New Central Bank Gold Sales Agreement Cuts Back on Sales

Friday, August 07, 2009



The ECB today released the extension of its central bank gold sales agreement (CBGSA) for another 5 years while cutting back planned sales from 500 to 400 tons annually.
Maybe central banks have rediscovered that gold reserves are undoubtedly the best performing asset class on their balance sheets. The CBGSA or Washington Agreement was signed by 18 central banks, with the Federal Reserve being absent like in the decade before.
From the ECB release (HT Beans, Rice and Gold):
In the interest of clarifying their intentions with respect to their gold holdings the undersigned institutions make the following statement:
  1. Gold remains an important element of global monetary reserves.
  2. The gold sales already decided and to be decided by the undersigned institutions will be achieved through a concerted programme of sales over a period of five years, starting on 27 September 2009, immediately after the end of the previous agreement. Annual sales will not exceed 400 tonnes and total sales over this period will not exceed 2,000 tonnes.
  3. The signatories recognize the intention of the IMF to sell 403 tonnes of gold and noted that such sales can be accommodated within the above ceilings.
  4. This agreement will be reviewed after five years.
Bloomberg has a good write up on the matter, pointing out that the IMF has not signed the agreement, opening the possibility that the IMF's intent to sell 403 tons of its 3,217 ton hoard in one go to one country may become a reality.
“It’s positive for gold,” John Reade, an analyst at UBS AG in London, said by e-mail. Having the agreement “removes the small chance that European central banks would have dumped gold onto the market in an unconstrained manner.”

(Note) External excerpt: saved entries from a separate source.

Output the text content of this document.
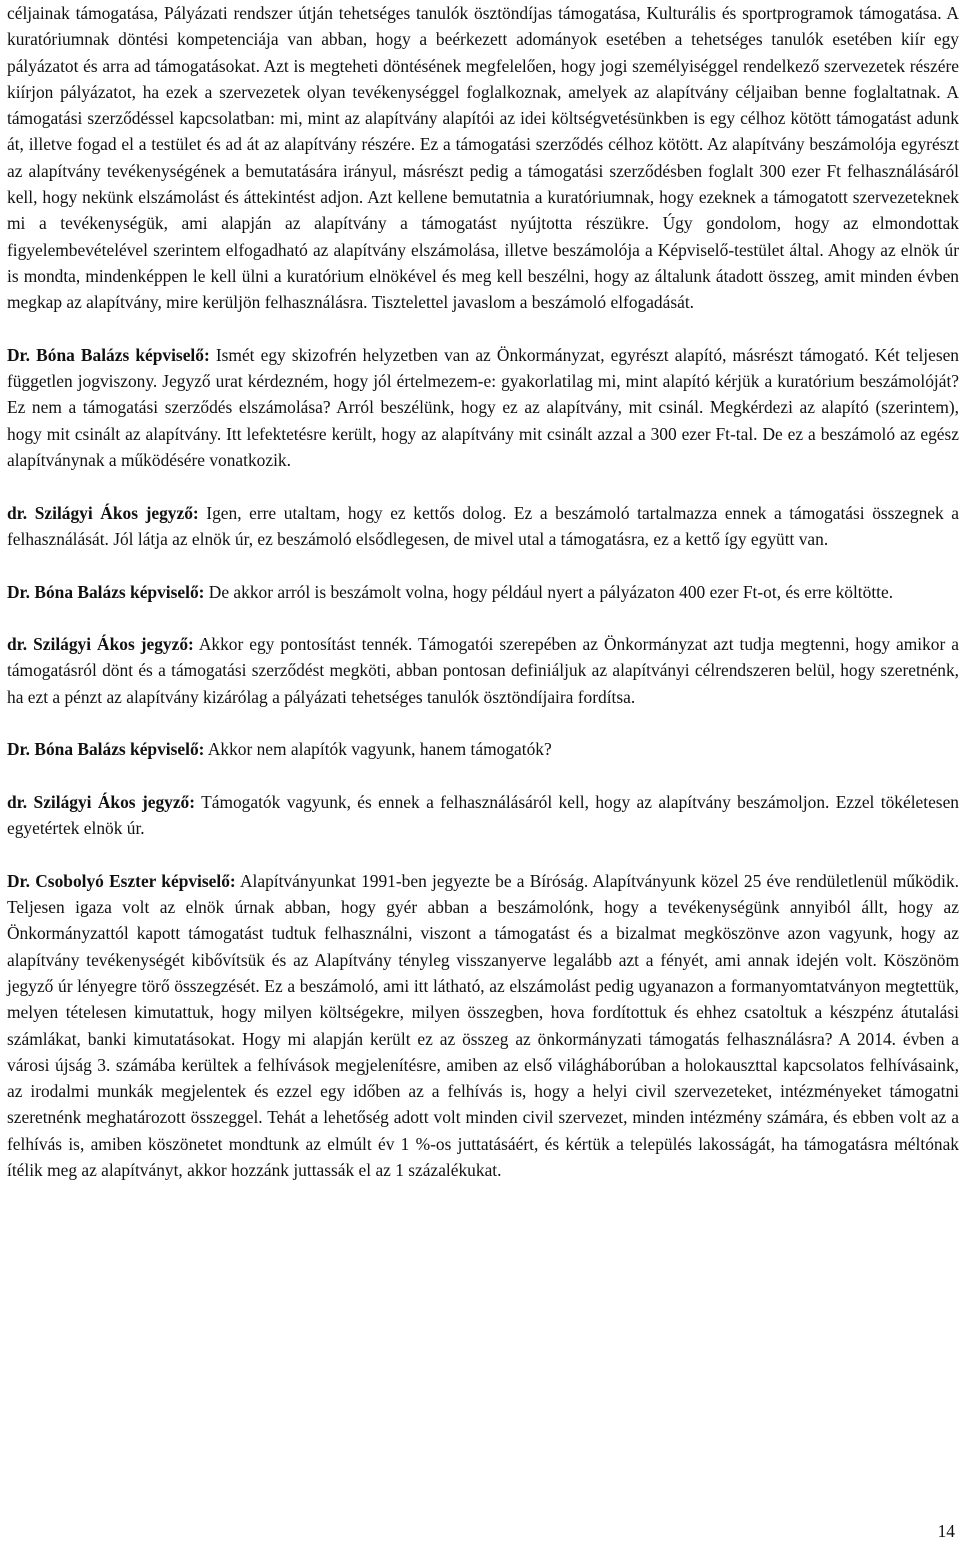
céljainak támogatása, Pályázati rendszer útján tehetséges tanulók ösztöndíjas támogatása, Kulturális és sportprogramok támogatása. A kuratóriumnak döntési kompetenciája van abban, hogy a beérkezett adományok esetében a tehetséges tanulók esetében kiír egy pályázatot és arra ad támogatásokat. Azt is megteheti döntésének megfelelően, hogy jogi személyiséggel rendelkező szervezetek részére kiírjon pályázatot, ha ezek a szervezetek olyan tevékenységgel foglalkoznak, amelyek az alapítvány céljaiban benne foglaltatnak. A támogatási szerződéssel kapcsolatban: mi, mint az alapítvány alapítói az idei költségvetésünkben is egy célhoz kötött támogatást adunk át, illetve fogad el a testület és ad át az alapítvány részére. Ez a támogatási szerződés célhoz kötött. Az alapítvány beszámolója egyrészt az alapítvány tevékenységének a bemutatására irányul, másrészt pedig a támogatási szerződésben foglalt 300 ezer Ft felhasználásáról kell, hogy nekünk elszámolást és áttekintést adjon. Azt kellene bemutatnia a kuratóriumnak, hogy ezeknek a támogatott szervezeteknek mi a tevékenységük, ami alapján az alapítvány a támogatást nyújtotta részükre. Úgy gondolom, hogy az elmondottak figyelembevételével szerintem elfogadható az alapítvány elszámolása, illetve beszámolója a Képviselő-testület által. Ahogy az elnök úr is mondta, mindenképpen le kell ülni a kuratórium elnökével és meg kell beszélni, hogy az általunk átadott összeg, amit minden évben megkap az alapítvány, mire kerüljön felhasználásra. Tisztelettel javaslom a beszámoló elfogadását.

Dr. Bóna Balázs képviselő: Ismét egy skizofrén helyzetben van az Önkormányzat, egyrészt alapító, másrészt támogató. Két teljesen független jogviszony. Jegyző urat kérdezném, hogy jól értelmezem-e: gyakorlatilag mi, mint alapító kérjük a kuratórium beszámolóját? Ez nem a támogatási szerződés elszámolása? Arról beszélünk, hogy ez az alapítvány, mit csinál. Megkérdezi az alapító (szerintem), hogy mit csinált az alapítvány. Itt lefektetésre került, hogy az alapítvány mit csinált azzal a 300 ezer Ft-tal. De ez a beszámoló az egész alapítványnak a működésére vonatkozik.

dr. Szilágyi Ákos jegyző: Igen, erre utaltam, hogy ez kettős dolog. Ez a beszámoló tartalmazza ennek a támogatási összegnek a felhasználását. Jól látja az elnök úr, ez beszámoló elsődlegesen, de mivel utal a támogatásra, ez a kettő így együtt van.

Dr. Bóna Balázs képviselő: De akkor arról is beszámolt volna, hogy például nyert a pályázaton 400 ezer Ft-ot, és erre költötte.

dr. Szilágyi Ákos jegyző: Akkor egy pontosítást tennék. Támogatói szerepében az Önkormányzat azt tudja megtenni, hogy amikor a támogatásról dönt és a támogatási szerződést megköti, abban pontosan definiáljuk az alapítványi célrendszeren belül, hogy szeretnénk, ha ezt a pénzt az alapítvány kizárólag a pályázati tehetséges tanulók ösztöndíjaira fordítsa.

Dr. Bóna Balázs képviselő: Akkor nem alapítók vagyunk, hanem támogatók?

dr. Szilágyi Ákos jegyző: Támogatók vagyunk, és ennek a felhasználásáról kell, hogy az alapítvány beszámoljon. Ezzel tökéletesen egyetértek elnök úr.

Dr. Csobolyó Eszter képviselő: Alapítványunkat 1991-ben jegyezte be a Bíróság. Alapítványunk közel 25 éve rendületlenül működik. Teljesen igaza volt az elnök úrnak abban, hogy gyér abban a beszámolónk, hogy a tevékenységünk annyiból állt, hogy az Önkormányzattól kapott támogatást tudtuk felhasználni, viszont a támogatást és a bizalmat megköszönve azon vagyunk, hogy az alapítvány tevékenységét kibővítsük és az Alapítvány tényleg visszanyerve legalább azt a fényét, ami annak idején volt. Köszönöm jegyző úr lényegre törő összegzését. Ez a beszámoló, ami itt látható, az elszámolást pedig ugyanazon a formanyomtatványon megtettük, melyen tételesen kimutattuk, hogy milyen költségekre, milyen összegben, hova fordítottuk és ehhez csatoltuk a készpénz átutalási számlákat, banki kimutatásokat. Hogy mi alapján került ez az összeg az önkormányzati támogatás felhasználásra? A 2014. évben a városi újság 3. számába kerültek a felhívások megjelenítésre, amiben az első világháborúban a holokauszttal kapcsolatos felhívásaink, az irodalmi munkák megjelentek és ezzel egy időben az a felhívás is, hogy a helyi civil szervezeteket, intézményeket támogatni szeretnénk meghatározott összeggel. Tehát a lehetőség adott volt minden civil szervezet, minden intézmény számára, és ebben volt az a felhívás is, amiben köszönetet mondtunk az elmúlt év 1 %-os juttatásáért, és kértük a település lakosságát, ha támogatásra méltónak ítélik meg az alapítványt, akkor hozzánk juttassák el az 1 százalékukat.

14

Central banks sold 73 percent less gold in the first half and full-year disposals may drop to the lowest since 1994, according to estimates from London-based researcher GFMS Ltd. The IMF wants to sell 403 tons from its reserves of 3,217 tons, the third-largest holding after the U.S. and Germany.

“The IMF has not signed and this leaves open the possibility that the Chinese, Russians, another central bank, could buy the 403 tons of IMF gold in one go,” Reade said.

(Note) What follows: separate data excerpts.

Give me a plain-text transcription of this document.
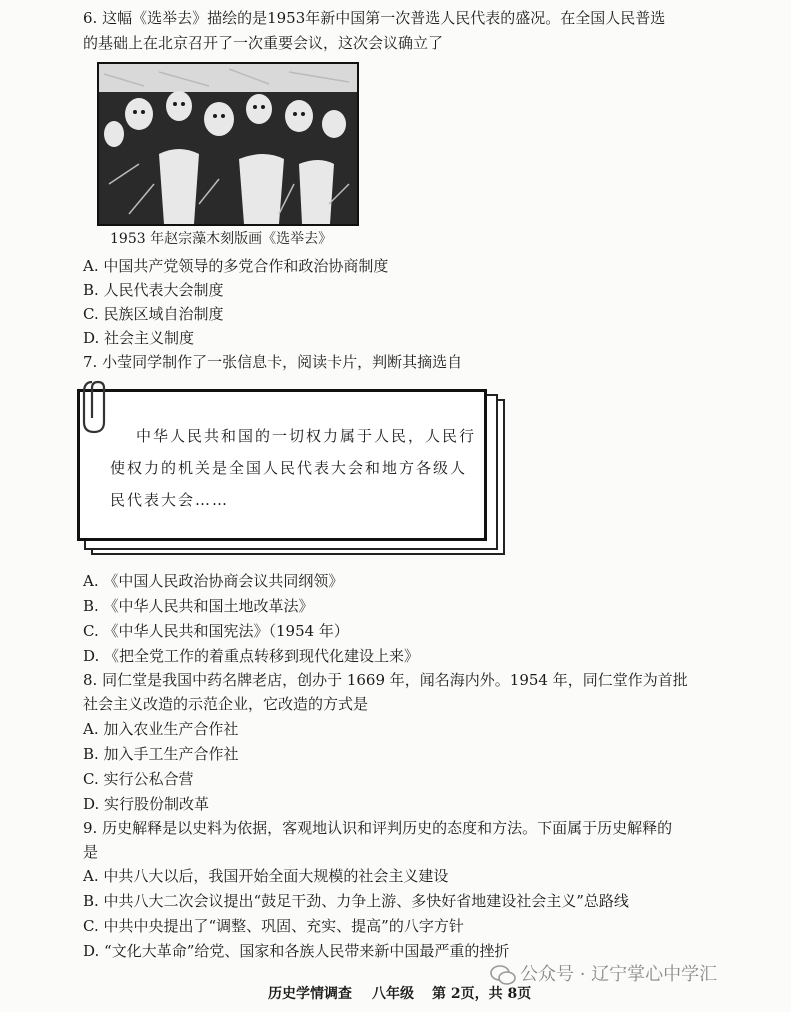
6. 这幅《选举去》描绘的是1953年新中国第一次普选人民代表的盛况。在全国人民普选
的基础上在北京召开了一次重要会议，这次会议确立了
1953 年赵宗藻木刻版画《选举去》
A. 中国共产党领导的多党合作和政治协商制度
B. 人民代表大会制度
C. 民族区域自治制度
D. 社会主义制度
7. 小莹同学制作了一张信息卡，阅读卡片，判断其摘选自
中华人民共和国的一切权力属于人民，人民行
使权力的机关是全国人民代表大会和地方各级人
民代表大会……
A. 《中国人民政治协商会议共同纲领》
B. 《中华人民共和国土地改革法》
C. 《中华人民共和国宪法》（1954 年）
D. 《把全党工作的着重点转移到现代化建设上来》
8. 同仁堂是我国中药名牌老店，创办于 1669 年，闻名海内外。1954 年，同仁堂作为首批
社会主义改造的示范企业，它改造的方式是
A. 加入农业生产合作社
B. 加入手工生产合作社
C. 实行公私合营
D. 实行股份制改革
9. 历史解释是以史料为依据，客观地认识和评判历史的态度和方法。下面属于历史解释的
是
A. 中共八大以后，我国开始全面大规模的社会主义建设
B. 中共八大二次会议提出“鼓足干劲、力争上游、多快好省地建设社会主义”总路线
C. 中共中央提出了“调整、巩固、充实、提高”的八字方针
D. “文化大革命”给党、国家和各族人民带来新中国最严重的挫折
历史学情调查 八年级 第 2页，共 8页
公众号 · 辽宁掌心中学汇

China has the world’s sixth-largest holding at 1,054 tons and Russia is ranked 10th with almost 537 tons, World Gold Council data show...

The Swiss National Bank, one of the signatories to the new accord, in a statement today said it isn’t planning any gold sales in the near future, and that its gold is an important part of monetary reserves. Switzerland has 1,040 tons of gold, making it the seventh-largest holder.

Bullion sales under the current agreement total 140 tons in the current quota year, with France and the ECB leading sales, the World Gold Council said July 29. Central banks have sold about 3,867 tons since the first agreement, and failed to reach the allowed limit each year since 2005, its data show.
Central banks of China and Russia will probably be delighted to see their efforts to build up larger gold reserves helped by European central banks at low prices. China has overtaken India as the largest gold importer this year.
In the long run the massive sales of gold may be seen as the biggest fallacy of central banks next to their premature rate cuts, leaving them now out of ammo.